Oickle remembered as ‘consummate newsman’

Staff Writer
Published: 3/14/2019 6:31:37 PM

Alvin “Al” Oickle, who died March 12, is being remembered as a “consummate newsman” and a man who loved to tell stories. He was 93 years old. 

Wid Perry, whose father, Neil Perry worked with Oickle at the Greenfield Recorder Gazette in the 1970s, said he grew up down the street from the Oickles. 

“Our families were 10 houses apart on High Street in Turners Falls,” Perry said. “There were seven Oickle kids and six Perry kids.”

He said the two families had many joint backyard barbecues and trips, and they attended many Recorder family parties. Perry said his memories of Oickle in the newsroom are those of a man wearing black-rimmed glasses and sporting longer gray hair. 

“He loved to tell stories of hunting down a story, meeting people and writing a worthy piece,” Perry said. “He made a difference in so many people’s lives.” 

Oickle graduated from Greenfield High School in 1943 and was a World War II Infantry veteran. He worked at the Greenfield Recorder Gazette starting in the 1950s and retired sometime around 1980, about four years after recently retired reporter Richie Davis arrived. 

David James, who was sports editor at the Recorder in 1973, said Oickle first hired him part-time in the spring of 1969. 

“He hired me as a freelance sports writer — I’d write about basketball a couple nights a week,” James said. “Then I left for a while and he hired me back in ’73 as the sports editor — then a little later as a copy editor.”

James said Oickle was “quite the editor.”

“He was a throwback to the early days of journalism with the press badge and the hat — what you see in old movies,” James said. “He came from that era.”

James, who lives in Lake Pleasant and has been associated with the National Spiritual Alliance for some time, said Oickle had an “incredible database in his mind.” He said he knew everything there was to know about Franklin County and its history.

“I remember him fondly, even though he could be very abrasive at times,” said James.

Oickle was the author of “Now I Lay Me Down To Sleep: A Husband’s Journal of Unconquered Fear, Cancer, and Death.” 

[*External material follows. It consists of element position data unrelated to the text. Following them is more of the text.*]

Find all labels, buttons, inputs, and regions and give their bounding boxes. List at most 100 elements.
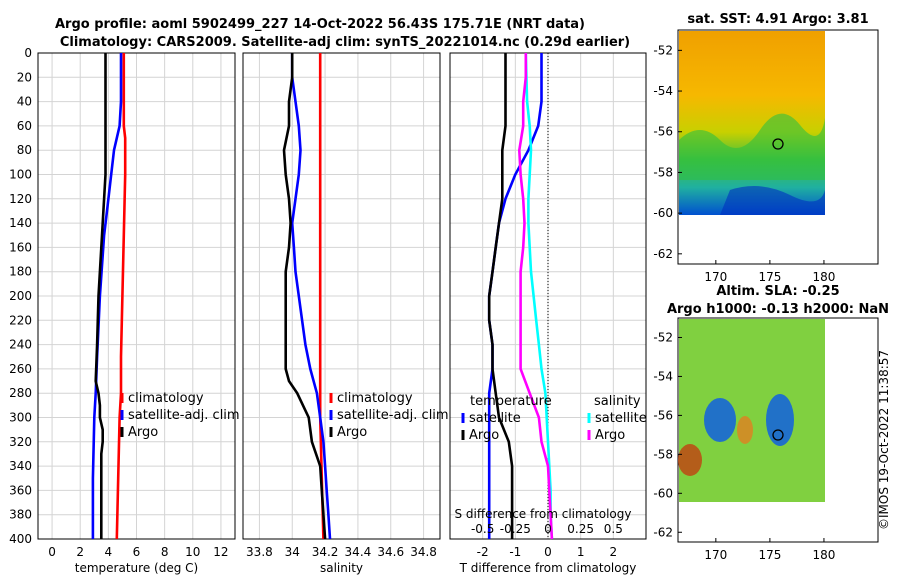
top-x-tick-label: 0.25 bbox=[567, 522, 594, 536]
temperature-panel: 0204060801001201401601802002202402602803… bbox=[9, 46, 240, 575]
y-tick-label: 40 bbox=[17, 95, 32, 109]
x-tick-label: 10 bbox=[185, 545, 200, 559]
map-y-tick-label: -60 bbox=[653, 486, 673, 500]
axes-frame bbox=[449, 52, 647, 540]
y-tick-label: 280 bbox=[9, 386, 32, 400]
y-tick-label: 160 bbox=[9, 240, 32, 254]
map-y-tick-label: -56 bbox=[653, 408, 673, 422]
sla-map-title-line1: Altim. SLA: -0.25 bbox=[716, 284, 839, 299]
map-y-tick-label: -54 bbox=[653, 369, 673, 383]
x-tick-label: 6 bbox=[133, 545, 141, 559]
y-tick-label: 240 bbox=[9, 338, 32, 352]
y-tick-label: 140 bbox=[9, 216, 32, 230]
sla-float-marker bbox=[772, 429, 784, 441]
legend-salinity-title: salinity bbox=[594, 394, 641, 409]
sla-map-panel: Altim. SLA: -0.25 Argo h1000: -0.13 h200… bbox=[653, 284, 889, 562]
legend-label: satellite-adj. clim bbox=[128, 408, 240, 423]
legend-label: climatology bbox=[337, 391, 413, 406]
sla-eddy-1 bbox=[704, 398, 736, 442]
sla-map-title-line2: Argo h1000: -0.13 h2000: NaN bbox=[667, 302, 889, 317]
map-x-tick-label: 180 bbox=[812, 270, 835, 284]
y-tick-label: 120 bbox=[9, 192, 32, 206]
y-tick-label: 220 bbox=[9, 313, 32, 327]
y-tick-label: 20 bbox=[17, 70, 32, 84]
map-y-tick-label: -62 bbox=[653, 525, 673, 539]
y-tick-label: 100 bbox=[9, 168, 32, 182]
y-tick-label: 360 bbox=[9, 483, 32, 497]
difference-panel: -2 -1 0 1 2 T difference from climatology temp… bbox=[449, 52, 647, 575]
y-tick-label: 200 bbox=[9, 289, 32, 303]
sla-high-1 bbox=[678, 444, 702, 476]
x-tick-label: 0 bbox=[544, 545, 552, 559]
x-tick-label: 0 bbox=[48, 545, 56, 559]
figure-title-line1: Argo profile: aoml 5902499_227 14-Oct-20… bbox=[55, 17, 585, 32]
top-x-axis-label: S difference from climatology bbox=[455, 507, 632, 521]
sst-cold-patch bbox=[720, 186, 825, 215]
map-y-tick-label: -62 bbox=[653, 247, 673, 261]
map-y-tick-label: -52 bbox=[653, 330, 673, 344]
x-tick-label: 2 bbox=[610, 545, 618, 559]
top-x-tick-label: 0 bbox=[544, 522, 552, 536]
series-line-climatology bbox=[318, 53, 325, 540]
series-line-t-argo bbox=[487, 53, 514, 539]
y-tick-label: 60 bbox=[17, 119, 32, 133]
legend-label: climatology bbox=[128, 391, 204, 406]
series-line-argo bbox=[282, 53, 327, 540]
x-tick-label: 34.6 bbox=[377, 545, 404, 559]
y-tick-label: 300 bbox=[9, 411, 32, 425]
x-tick-label: 12 bbox=[213, 545, 228, 559]
x-tick-label: 8 bbox=[161, 545, 169, 559]
top-x-tick-label: -0.25 bbox=[500, 522, 531, 536]
legend-label: satellite-adj. clim bbox=[337, 408, 449, 423]
top-x-tick-label: -0.5 bbox=[471, 522, 494, 536]
sst-map-axes: 170 175 180 -52 -54 -56 -58 -60 -62 bbox=[653, 43, 835, 284]
sst-map-panel: sat. SST: 4.91 Argo: 3.81 170 175 180 -52 -5… bbox=[653, 12, 879, 284]
legend-label: satellite bbox=[469, 411, 521, 426]
y-tick-label: 380 bbox=[9, 508, 32, 522]
sst-float-marker bbox=[772, 138, 784, 150]
legend-label: Argo bbox=[469, 428, 499, 443]
map-x-tick-label: 170 bbox=[704, 270, 727, 284]
x-tick-label: 4 bbox=[105, 545, 113, 559]
x-tick-label: 34.4 bbox=[345, 545, 372, 559]
legend-label: Argo bbox=[595, 428, 625, 443]
y-tick-label: 340 bbox=[9, 459, 32, 473]
map-x-tick-label: 175 bbox=[758, 548, 781, 562]
x-axis-label: temperature (deg C) bbox=[75, 561, 198, 575]
y-tick-label: 0 bbox=[24, 46, 32, 60]
y-tick-label: 400 bbox=[9, 532, 32, 546]
series-line-climatology bbox=[115, 53, 127, 540]
y-tick-label: 80 bbox=[17, 143, 32, 157]
x-tick-label: 2 bbox=[76, 545, 84, 559]
copyright-text: ©IMOS 19-Oct-2022 11:38:57 bbox=[877, 350, 891, 530]
series-line-satellite-adj-clim bbox=[91, 53, 123, 539]
map-y-tick-label: -56 bbox=[653, 125, 673, 139]
sla-map-axes: 170 175 180 -52 -54 -56 -58 -60 -62 bbox=[653, 330, 835, 562]
y-tick-label: 260 bbox=[9, 362, 32, 376]
sst-heatmap bbox=[679, 31, 825, 215]
sla-eddy-2 bbox=[766, 394, 794, 446]
map-x-tick-label: 175 bbox=[758, 270, 781, 284]
x-axis-label: T difference from climatology bbox=[459, 561, 637, 575]
map-y-tick-label: -54 bbox=[653, 84, 673, 98]
sst-front bbox=[679, 113, 825, 180]
x-tick-label: 34 bbox=[285, 545, 300, 559]
map-y-tick-label: -58 bbox=[653, 447, 673, 461]
sla-heatmap bbox=[679, 319, 825, 502]
map-y-tick-label: -60 bbox=[653, 206, 673, 220]
axes-frame bbox=[242, 52, 441, 540]
x-tick-label: -1 bbox=[509, 545, 521, 559]
x-axis-label: salinity bbox=[320, 561, 363, 575]
y-tick-label: 320 bbox=[9, 435, 32, 449]
sla-high-2 bbox=[737, 416, 753, 444]
legend-label: Argo bbox=[128, 425, 158, 440]
x-tick-label: 33.8 bbox=[246, 545, 273, 559]
map-y-tick-label: -52 bbox=[653, 43, 673, 57]
series-line-s-satellite bbox=[524, 52, 554, 540]
legend-label: satellite bbox=[595, 411, 647, 426]
salinity-panel: 33.8 34 34.2 34.4 34.6 34.8 salinity climatolog… bbox=[242, 52, 449, 575]
map-x-tick-label: 170 bbox=[704, 548, 727, 562]
sst-map-title: sat. SST: 4.91 Argo: 3.81 bbox=[687, 12, 868, 27]
x-tick-label: 1 bbox=[577, 545, 585, 559]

After Oickle left the Recorder, he took at job in public relations at the State University of New York at Stony Brook, where he also headed the news bureau and hosted a radio program. Throughout his life, Oickle was a journalist, feature writer for the Associated Press, radio broadcaster, author and lecturer in the Journalism Department at the University of Massachusetts Amherst.

According to his obituary, which can be found on legacy.com, services, which are being handled by National Cremation of New Britain, Conn., will be announced at a later date.